O’Reilly’s Gov 2.0 conference in September will put an emphasis on bringing together leaders of industry, including finance, and government, in order to share lessons learned from working with data.
Below: O’Reilly and other industry leaders introduced yesterday the Code for America fellowship program, dedicated to leveraging data for civic good.
When Bad Things Happen
I asked Tim what this inevitable march away from anonymity means to monks in Burma or student protesters in Iran, whose safety and ability to use technology to effect social change depends on anonymity.
“I don’t really have a good answer to that,” he said.
“Flickr and Youtube killed people in those places. We have to acknowledge that. People have to be aware and we could build more technology for places where you do need to be anonymous. If you’re dealing with those kinds of dangerous situations, if you’re risking your life, then you act differently than a normal person. Ultimately it is hard to remain anonymous. There are pro-privacy projects, like Tor, and it’s worth putting in place as much as possible the infrastructure for anonymity before it’s needed.”
Across technology innovation and tech-facilitated social change, O’Reilly thinks there’s a big picture: the human condition is a social one and our technologies should help us build a response to oncoming crisis that’s based in that humanity.
“In open source, the government space, and social media for good: we are building mechanisms for us to save ourselves, for us to work together, to remember what society is. Institutions are things we build to save ourselves. There is some bad shit coming down in our future: global warming, peak oil, wars, pandemics.
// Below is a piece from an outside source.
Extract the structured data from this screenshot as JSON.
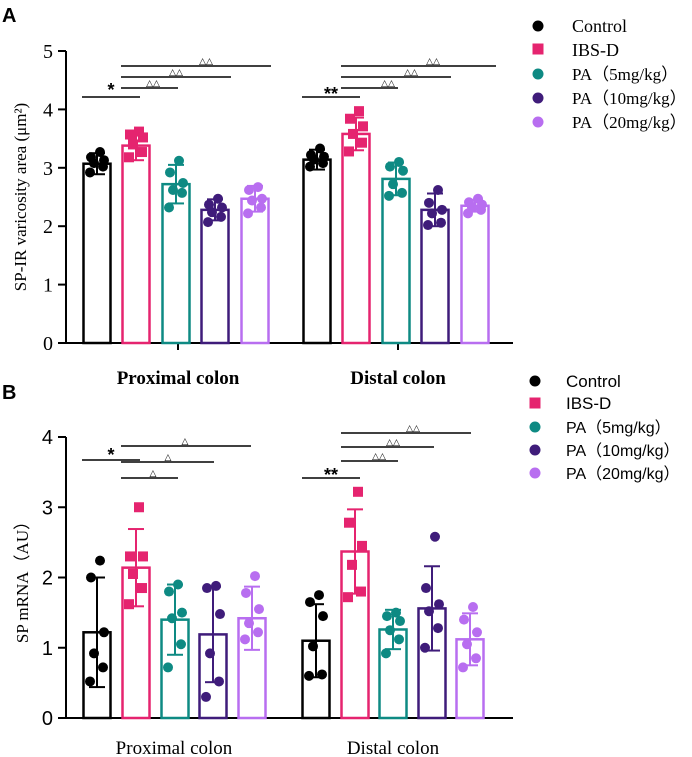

It’s not always going to be happy-happy. All the stuff we’re building is going to be stuff that can help us be more adaptable, that will help us respond as a society. As Harlan Ellison wrote, ‘why else did we come all this way? To be alone?'”
“We do all of this to do it together, to be together, society is a coping mechanism. Everything we do that’s good is to make easy things easier and hard things possible. That was the original Perl slogan, to make easy things easier and hard things possible, and this was originally the Perl conference.
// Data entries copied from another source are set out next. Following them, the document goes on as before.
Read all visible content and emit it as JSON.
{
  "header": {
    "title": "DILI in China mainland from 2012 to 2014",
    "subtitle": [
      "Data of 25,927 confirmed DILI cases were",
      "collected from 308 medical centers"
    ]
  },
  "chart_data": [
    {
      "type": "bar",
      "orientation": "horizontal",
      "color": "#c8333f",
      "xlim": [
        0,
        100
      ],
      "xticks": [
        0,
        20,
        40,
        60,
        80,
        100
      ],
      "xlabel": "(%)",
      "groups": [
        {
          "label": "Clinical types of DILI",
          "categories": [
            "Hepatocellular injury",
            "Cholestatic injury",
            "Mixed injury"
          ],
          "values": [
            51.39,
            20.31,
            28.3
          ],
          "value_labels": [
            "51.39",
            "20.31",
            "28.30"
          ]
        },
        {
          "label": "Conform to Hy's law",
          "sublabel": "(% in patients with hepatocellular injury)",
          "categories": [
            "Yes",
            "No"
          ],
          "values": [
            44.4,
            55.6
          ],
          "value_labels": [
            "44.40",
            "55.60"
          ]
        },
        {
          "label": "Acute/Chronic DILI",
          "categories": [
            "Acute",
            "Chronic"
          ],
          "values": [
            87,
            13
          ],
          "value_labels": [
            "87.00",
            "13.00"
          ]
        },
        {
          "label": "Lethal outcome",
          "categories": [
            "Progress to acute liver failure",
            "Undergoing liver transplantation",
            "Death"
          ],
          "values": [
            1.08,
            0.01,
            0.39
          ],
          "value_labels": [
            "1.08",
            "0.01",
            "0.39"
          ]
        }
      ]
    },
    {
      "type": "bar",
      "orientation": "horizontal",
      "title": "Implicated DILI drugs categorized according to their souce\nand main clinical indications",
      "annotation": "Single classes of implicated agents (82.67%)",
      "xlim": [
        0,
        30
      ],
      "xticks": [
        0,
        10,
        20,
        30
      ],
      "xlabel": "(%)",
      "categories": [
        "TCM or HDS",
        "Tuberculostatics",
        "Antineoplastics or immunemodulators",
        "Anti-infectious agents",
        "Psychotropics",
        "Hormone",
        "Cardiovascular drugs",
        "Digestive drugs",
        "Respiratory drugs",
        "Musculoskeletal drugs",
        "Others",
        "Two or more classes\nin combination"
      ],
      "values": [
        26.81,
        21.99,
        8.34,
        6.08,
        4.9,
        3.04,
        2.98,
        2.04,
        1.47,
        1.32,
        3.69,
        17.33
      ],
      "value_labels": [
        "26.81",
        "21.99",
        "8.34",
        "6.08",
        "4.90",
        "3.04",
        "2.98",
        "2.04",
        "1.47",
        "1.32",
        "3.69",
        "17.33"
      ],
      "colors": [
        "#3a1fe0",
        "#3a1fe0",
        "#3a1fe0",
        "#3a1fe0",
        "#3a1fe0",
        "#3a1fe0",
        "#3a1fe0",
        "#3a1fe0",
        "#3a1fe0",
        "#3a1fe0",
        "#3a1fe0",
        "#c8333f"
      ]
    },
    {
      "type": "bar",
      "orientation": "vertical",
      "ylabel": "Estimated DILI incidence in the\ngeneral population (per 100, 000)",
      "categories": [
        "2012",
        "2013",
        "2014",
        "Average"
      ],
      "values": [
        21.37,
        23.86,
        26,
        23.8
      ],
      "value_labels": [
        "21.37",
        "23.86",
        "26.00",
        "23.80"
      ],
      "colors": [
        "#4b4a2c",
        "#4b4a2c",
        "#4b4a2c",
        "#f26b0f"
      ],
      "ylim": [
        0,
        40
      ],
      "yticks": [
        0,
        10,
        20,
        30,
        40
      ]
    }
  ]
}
“We need to adopt that strategy in government. Right now we make easy things hard and hard things impossible.”
Privacy is Up For Debate
O’Reilly’s is certainly a compelling position on the relationship between privacy and innovation, but it’s not the only one. For general counterpoints, see our article Why Facebook is Wrong: Privacy is Still Important and danah boyd’s SXSW 2010 talk, Making Sense of Privacy and Publicity.
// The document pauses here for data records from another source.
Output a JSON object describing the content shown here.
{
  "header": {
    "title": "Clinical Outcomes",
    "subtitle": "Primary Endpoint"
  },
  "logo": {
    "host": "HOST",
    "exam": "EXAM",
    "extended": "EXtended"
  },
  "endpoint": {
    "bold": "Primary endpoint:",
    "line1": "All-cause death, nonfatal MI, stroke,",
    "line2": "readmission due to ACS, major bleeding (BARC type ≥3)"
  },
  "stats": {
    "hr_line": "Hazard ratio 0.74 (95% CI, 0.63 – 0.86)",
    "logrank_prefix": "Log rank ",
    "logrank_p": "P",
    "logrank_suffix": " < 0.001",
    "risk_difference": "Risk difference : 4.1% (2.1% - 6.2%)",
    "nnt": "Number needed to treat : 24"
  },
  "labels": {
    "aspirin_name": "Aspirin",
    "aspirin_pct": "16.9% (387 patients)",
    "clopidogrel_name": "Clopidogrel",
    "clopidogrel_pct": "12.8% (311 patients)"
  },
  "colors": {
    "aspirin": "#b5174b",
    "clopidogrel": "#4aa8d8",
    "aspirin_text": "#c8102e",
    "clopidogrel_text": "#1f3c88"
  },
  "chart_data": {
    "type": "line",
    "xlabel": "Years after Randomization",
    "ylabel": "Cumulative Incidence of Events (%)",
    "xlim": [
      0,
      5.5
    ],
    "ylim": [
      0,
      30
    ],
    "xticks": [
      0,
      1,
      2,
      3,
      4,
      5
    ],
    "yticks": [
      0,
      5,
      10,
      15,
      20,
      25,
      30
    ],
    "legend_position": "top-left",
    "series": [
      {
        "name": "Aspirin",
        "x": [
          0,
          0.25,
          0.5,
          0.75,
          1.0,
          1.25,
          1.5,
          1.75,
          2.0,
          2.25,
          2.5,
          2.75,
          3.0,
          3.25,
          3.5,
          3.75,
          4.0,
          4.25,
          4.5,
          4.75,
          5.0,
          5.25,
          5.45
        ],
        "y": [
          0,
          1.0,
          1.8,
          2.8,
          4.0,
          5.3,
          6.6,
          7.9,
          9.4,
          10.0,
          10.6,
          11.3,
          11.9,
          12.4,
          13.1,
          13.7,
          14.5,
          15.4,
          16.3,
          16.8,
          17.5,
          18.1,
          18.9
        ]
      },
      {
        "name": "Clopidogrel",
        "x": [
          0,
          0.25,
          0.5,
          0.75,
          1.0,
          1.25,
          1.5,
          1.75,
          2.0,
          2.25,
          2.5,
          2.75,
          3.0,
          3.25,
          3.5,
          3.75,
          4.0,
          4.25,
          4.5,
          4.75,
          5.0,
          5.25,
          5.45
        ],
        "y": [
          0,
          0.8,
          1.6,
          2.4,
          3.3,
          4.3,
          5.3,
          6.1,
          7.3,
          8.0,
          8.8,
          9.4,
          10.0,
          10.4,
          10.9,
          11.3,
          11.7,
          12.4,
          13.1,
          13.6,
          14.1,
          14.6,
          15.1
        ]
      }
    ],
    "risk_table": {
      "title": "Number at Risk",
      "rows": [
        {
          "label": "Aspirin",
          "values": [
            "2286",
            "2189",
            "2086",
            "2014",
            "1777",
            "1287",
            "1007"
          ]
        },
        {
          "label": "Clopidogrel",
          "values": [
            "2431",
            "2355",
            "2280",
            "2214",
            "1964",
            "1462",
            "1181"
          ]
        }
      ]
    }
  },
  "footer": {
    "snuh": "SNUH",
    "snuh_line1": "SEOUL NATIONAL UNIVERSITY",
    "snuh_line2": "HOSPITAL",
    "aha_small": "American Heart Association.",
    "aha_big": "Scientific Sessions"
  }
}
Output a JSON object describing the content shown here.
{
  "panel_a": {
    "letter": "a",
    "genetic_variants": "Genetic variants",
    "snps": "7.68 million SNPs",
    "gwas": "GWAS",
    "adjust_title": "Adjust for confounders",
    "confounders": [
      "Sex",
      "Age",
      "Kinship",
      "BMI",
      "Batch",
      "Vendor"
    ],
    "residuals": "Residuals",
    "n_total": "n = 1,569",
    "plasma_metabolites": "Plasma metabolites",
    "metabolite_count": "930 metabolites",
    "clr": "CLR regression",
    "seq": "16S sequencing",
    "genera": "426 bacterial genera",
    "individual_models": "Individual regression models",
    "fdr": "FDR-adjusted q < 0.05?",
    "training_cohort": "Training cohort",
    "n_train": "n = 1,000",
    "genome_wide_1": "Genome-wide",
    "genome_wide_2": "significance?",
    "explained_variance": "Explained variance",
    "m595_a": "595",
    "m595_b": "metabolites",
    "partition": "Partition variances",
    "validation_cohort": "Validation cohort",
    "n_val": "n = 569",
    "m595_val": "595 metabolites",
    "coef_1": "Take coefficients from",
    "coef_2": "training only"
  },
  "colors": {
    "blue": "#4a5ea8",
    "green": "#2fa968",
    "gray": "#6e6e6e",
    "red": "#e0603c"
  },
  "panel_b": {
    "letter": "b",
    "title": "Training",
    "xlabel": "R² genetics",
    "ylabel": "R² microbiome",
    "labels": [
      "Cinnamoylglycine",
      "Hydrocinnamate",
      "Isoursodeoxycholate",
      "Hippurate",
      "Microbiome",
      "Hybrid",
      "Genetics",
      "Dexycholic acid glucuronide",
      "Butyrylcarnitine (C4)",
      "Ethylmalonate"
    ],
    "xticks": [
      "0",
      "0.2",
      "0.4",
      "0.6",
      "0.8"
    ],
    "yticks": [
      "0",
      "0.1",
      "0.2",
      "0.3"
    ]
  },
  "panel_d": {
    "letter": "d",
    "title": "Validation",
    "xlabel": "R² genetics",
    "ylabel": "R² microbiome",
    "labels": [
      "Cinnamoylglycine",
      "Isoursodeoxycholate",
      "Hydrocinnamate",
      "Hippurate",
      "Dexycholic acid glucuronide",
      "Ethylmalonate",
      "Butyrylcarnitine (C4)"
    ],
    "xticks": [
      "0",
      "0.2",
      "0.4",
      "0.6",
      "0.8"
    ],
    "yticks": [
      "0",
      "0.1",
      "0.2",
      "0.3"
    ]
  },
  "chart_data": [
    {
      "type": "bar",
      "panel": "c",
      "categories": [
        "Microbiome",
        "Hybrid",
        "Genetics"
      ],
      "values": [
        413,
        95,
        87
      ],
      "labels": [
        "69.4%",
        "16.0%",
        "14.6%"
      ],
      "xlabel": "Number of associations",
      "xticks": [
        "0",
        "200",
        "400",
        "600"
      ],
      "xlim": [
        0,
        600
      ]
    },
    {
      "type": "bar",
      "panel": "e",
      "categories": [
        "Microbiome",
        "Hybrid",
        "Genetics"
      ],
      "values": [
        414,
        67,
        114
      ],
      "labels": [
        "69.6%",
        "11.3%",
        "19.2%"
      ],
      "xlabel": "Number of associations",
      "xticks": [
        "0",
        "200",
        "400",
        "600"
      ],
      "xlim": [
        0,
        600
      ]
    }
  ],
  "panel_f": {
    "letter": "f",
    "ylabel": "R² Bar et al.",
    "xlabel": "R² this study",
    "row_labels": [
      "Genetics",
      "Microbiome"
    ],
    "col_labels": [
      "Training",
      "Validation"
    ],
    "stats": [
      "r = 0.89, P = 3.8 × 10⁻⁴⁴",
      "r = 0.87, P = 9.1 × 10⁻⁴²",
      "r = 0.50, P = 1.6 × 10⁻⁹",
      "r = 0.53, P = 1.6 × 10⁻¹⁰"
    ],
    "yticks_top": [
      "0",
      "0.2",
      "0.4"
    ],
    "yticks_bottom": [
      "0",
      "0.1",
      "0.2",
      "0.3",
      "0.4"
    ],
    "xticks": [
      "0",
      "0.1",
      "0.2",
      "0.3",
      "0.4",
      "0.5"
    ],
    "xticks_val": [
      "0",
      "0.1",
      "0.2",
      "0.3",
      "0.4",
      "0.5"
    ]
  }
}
Traditionally, a higher price has been paid for lost privacy by society’s most marginalized people. Will that be the case here as well?
What do you think? Is privacy something that technologists ought to push against the boundaries of and try to change the consequences of, for the sake of innovation and the betterment of society? Or is it realistic to expect tech companies to prioritize the protection of personal control over information, even while building out innovative services, including those built on top of personal information?